The Organ Procurement and Transplantation Network (OPTN), an independent nonprofit entity created by Congress, controls the rules and manages transplant needs, prioritizing patients by medical needs. Murnaghan, at 10 years of age, was ineligible to apply for organ-donated adult lungs.

Federal Judge Michael Baylson in Philadelphia ruled that Murnaghan, of Newtown Square, Pa., and 11-year-old Javier Acosta, of New York City, should be eligible for adult lungs.

"I am humbled by the efforts of Sarah and her family to advocate for children in need of organ donations all over the United States," Gov. Tom Corbett of Pennsylvania said. "Her story is an example of the strength and will of the human spirit, and a reminder to never give up and always give back to those who most need our help," Corbett said. "I wish her well.''

The Cystic Fibrosis Foundation defines the disease as "an inherited chronic disease that affects the lungs and digestive system of about 30,000 children and adults in the United States (70,000 worldwide).

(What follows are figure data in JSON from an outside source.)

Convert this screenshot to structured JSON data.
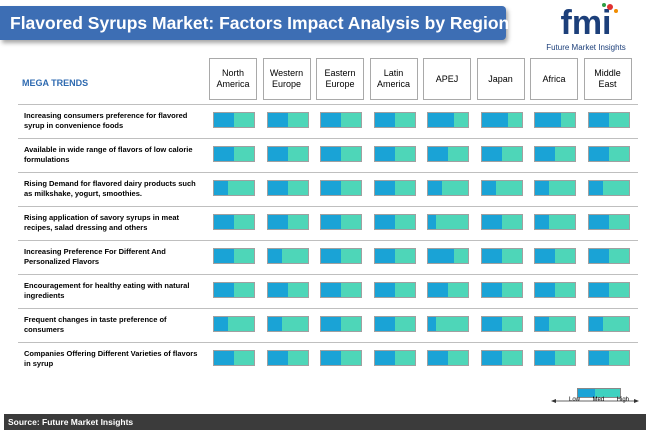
{
  "title": "Flavored Syrups Market: Factors Impact Analysis by Region",
  "logo": {
    "letters": "fmi",
    "tagline": "Future Market Insights"
  },
  "table": {
    "header_label": "MEGA TRENDS",
    "regions": [
      "North America",
      "Western Europe",
      "Eastern Europe",
      "Latin America",
      "APEJ",
      "Japan",
      "Africa",
      "Middle East"
    ],
    "rows": [
      {
        "label": "Increasing consumers preference for flavored syrup in convenience foods",
        "impact": [
          0.5,
          0.5,
          0.5,
          0.5,
          0.65,
          0.65,
          0.65,
          0.5
        ]
      },
      {
        "label": "Available in wide range of flavors of low calorie formulations",
        "impact": [
          0.5,
          0.5,
          0.5,
          0.5,
          0.5,
          0.5,
          0.5,
          0.5
        ]
      },
      {
        "label": "Rising Demand for flavored dairy products such as milkshake, yogurt, smoothies.",
        "impact": [
          0.35,
          0.5,
          0.5,
          0.5,
          0.35,
          0.35,
          0.35,
          0.35
        ]
      },
      {
        "label": "Rising application of savory syrups in meat recipes, salad dressing and others",
        "impact": [
          0.5,
          0.5,
          0.5,
          0.5,
          0.2,
          0.5,
          0.35,
          0.5
        ]
      },
      {
        "label": "Increasing Preference For Different And Personalized Flavors",
        "impact": [
          0.5,
          0.35,
          0.5,
          0.5,
          0.65,
          0.5,
          0.5,
          0.5
        ]
      },
      {
        "label": "Encouragement for healthy eating with natural ingredients",
        "impact": [
          0.5,
          0.5,
          0.5,
          0.5,
          0.5,
          0.5,
          0.5,
          0.5
        ]
      },
      {
        "label": "Frequent changes in taste preference of consumers",
        "impact": [
          0.35,
          0.35,
          0.5,
          0.5,
          0.2,
          0.5,
          0.35,
          0.35
        ]
      },
      {
        "label": "Companies Offering Different Varieties of flavors in syrup",
        "impact": [
          0.5,
          0.5,
          0.5,
          0.5,
          0.5,
          0.5,
          0.5,
          0.5
        ]
      }
    ]
  },
  "legend": {
    "low": "Low",
    "med": "Med",
    "high": "High"
  },
  "footer": {
    "source": "Source: Future Market Insights"
  },
  "colors": {
    "title_bar": "#3d6eb4",
    "impact_fill": "#1aa3d6",
    "impact_bg": "#4ed6b8",
    "footer_bg": "#3b3b3b",
    "logo_blue": "#1c3f7a"
  }
}
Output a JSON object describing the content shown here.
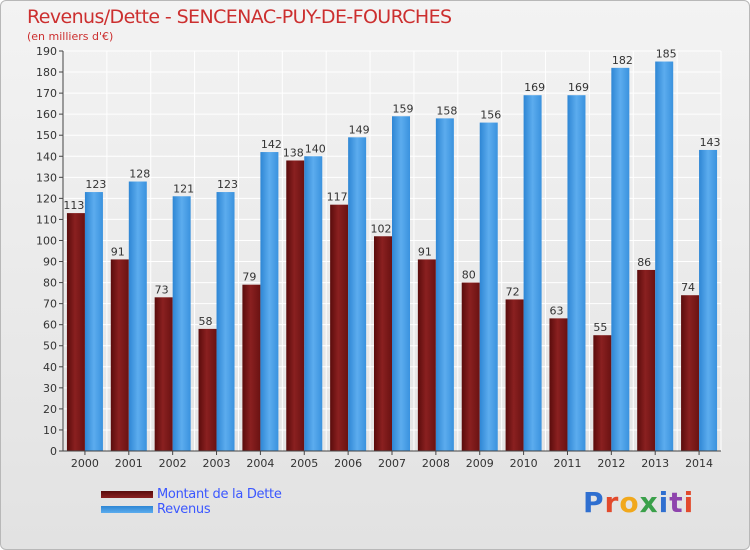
{
  "title": "Revenus/Dette - SENCENAC-PUY-DE-FOURCHES",
  "subtitle": "(en milliers d'€)",
  "colors": {
    "debt": "#7a1616",
    "revenue": "#3e96e0",
    "title": "#cc2f2f",
    "legend_text": "#3b57ff"
  },
  "legend": {
    "debt_label": "Montant de la Dette",
    "revenue_label": "Revenus"
  },
  "logo": {
    "text": "Proxiti",
    "icon": "proxiti-logo"
  },
  "chart_data": {
    "type": "bar",
    "title": "Revenus/Dette - SENCENAC-PUY-DE-FOURCHES",
    "ylabel": "(en milliers d'€)",
    "xlabel": "",
    "ylim": [
      0,
      190
    ],
    "ytick_step": 10,
    "grid": true,
    "legend_position": "bottom-left",
    "categories": [
      "2000",
      "2001",
      "2002",
      "2003",
      "2004",
      "2005",
      "2006",
      "2007",
      "2008",
      "2009",
      "2010",
      "2011",
      "2012",
      "2013",
      "2014"
    ],
    "series": [
      {
        "name": "Montant de la Dette",
        "values": [
          113,
          91,
          73,
          58,
          79,
          138,
          117,
          102,
          91,
          80,
          72,
          63,
          55,
          86,
          74
        ]
      },
      {
        "name": "Revenus",
        "values": [
          123,
          128,
          121,
          123,
          142,
          140,
          149,
          159,
          158,
          156,
          169,
          169,
          182,
          185,
          143
        ]
      }
    ]
  }
}
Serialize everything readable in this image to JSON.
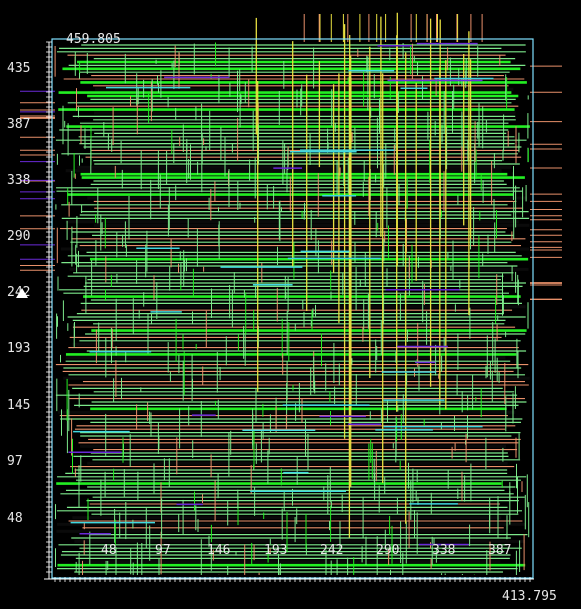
{
  "viewer": {
    "coord_top": "459.805",
    "coord_bottom": "413.795"
  },
  "y_axis_ticks": [
    "435",
    "387",
    "338",
    "290",
    "242",
    "193",
    "145",
    "97",
    "48"
  ],
  "x_axis_ticks": [
    "48",
    "97",
    "146",
    "193",
    "242",
    "290",
    "338",
    "387"
  ],
  "colors": {
    "background": "#000000",
    "frame": "#7fe0ff",
    "net_light_green": "#7ce88a",
    "net_bright_green": "#22ee22",
    "net_salmon": "#e8906a",
    "net_yellow": "#e8e040",
    "net_cyan": "#40d8e0",
    "net_violet": "#6a2ad8",
    "text": "#e8e8e8"
  },
  "icons": {
    "origin_marker": "up-triangle-icon"
  }
}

A defective gene and its protein product cause the body to produce unusually thick, sticky mucus that clogs the lungs and leads to life-threatening lung infections and obstructs the pancreas and stops natural enzymes from helping the body break down and absorb food."

Not everyone is in favor of the judicial intervention. Lung transplants are a difficult procedure regardless of age, and children have a lower success rate than adults.